In general, if $E = \{a_1, a_2, ... \}$ is a countable subset of $\mathbb R$ and $f_n: E \to \mathbb R$ is a sequence of functions such that for each $x \in E$ the sequence $\{f_n(x)\}$ is bounded, then there is a subsequence $\{f_{n_k}\}$ that converges on $E$. Applying the same result to an arbitrary subsequence of the original sequence proves that there are infinitely many convergent subsequences.

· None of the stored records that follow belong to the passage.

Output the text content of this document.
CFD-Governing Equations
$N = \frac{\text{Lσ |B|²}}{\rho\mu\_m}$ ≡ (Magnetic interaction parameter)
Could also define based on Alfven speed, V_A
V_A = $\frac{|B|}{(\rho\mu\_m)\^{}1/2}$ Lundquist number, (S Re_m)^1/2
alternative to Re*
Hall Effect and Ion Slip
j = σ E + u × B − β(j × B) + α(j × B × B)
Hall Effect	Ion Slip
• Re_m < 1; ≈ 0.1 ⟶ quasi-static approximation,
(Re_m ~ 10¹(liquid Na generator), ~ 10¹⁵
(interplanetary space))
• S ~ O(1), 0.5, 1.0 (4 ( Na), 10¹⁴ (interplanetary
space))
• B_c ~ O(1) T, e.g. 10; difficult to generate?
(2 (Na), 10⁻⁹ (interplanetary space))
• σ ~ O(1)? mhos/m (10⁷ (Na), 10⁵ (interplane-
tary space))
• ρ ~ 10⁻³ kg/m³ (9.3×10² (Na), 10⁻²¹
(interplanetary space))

Sketch of proof: $\ $ Since $\{f_n(a_1)\}$ is bounded, there is a set $N_1 \subset \mathbb N$ such that $\{f_n(a_1)\}_{n \in N_1}$ converges. Let $\{f^1_n\}$ be the corresponding subsequence of $\{f_n\}$. Likewise, there is a set $N_2 \subset N_1$ such that $\{f_n(a_2)\}_{n \in N_2}$ converges, and a corresponding subsequence $\{f^2_n\}$ of $\{f^1_n\}$. Notice that, by construction, $\{f^2_n(a_1)\}$ also converges. Continuing this way we get subsequences $\{f^k_n\}_{k \ge 1}$ of the original sequence $\{f_n\}$ such that, for each $k$, $\{f^{k+1}_n\}$ is a subsequence of $\{f^k_n\}$ and $\{f^k_n(a_i)\}$ converges for $i \in \{1, 2, ... k\}$. Now take the subsequence $\{f^n_n\}$.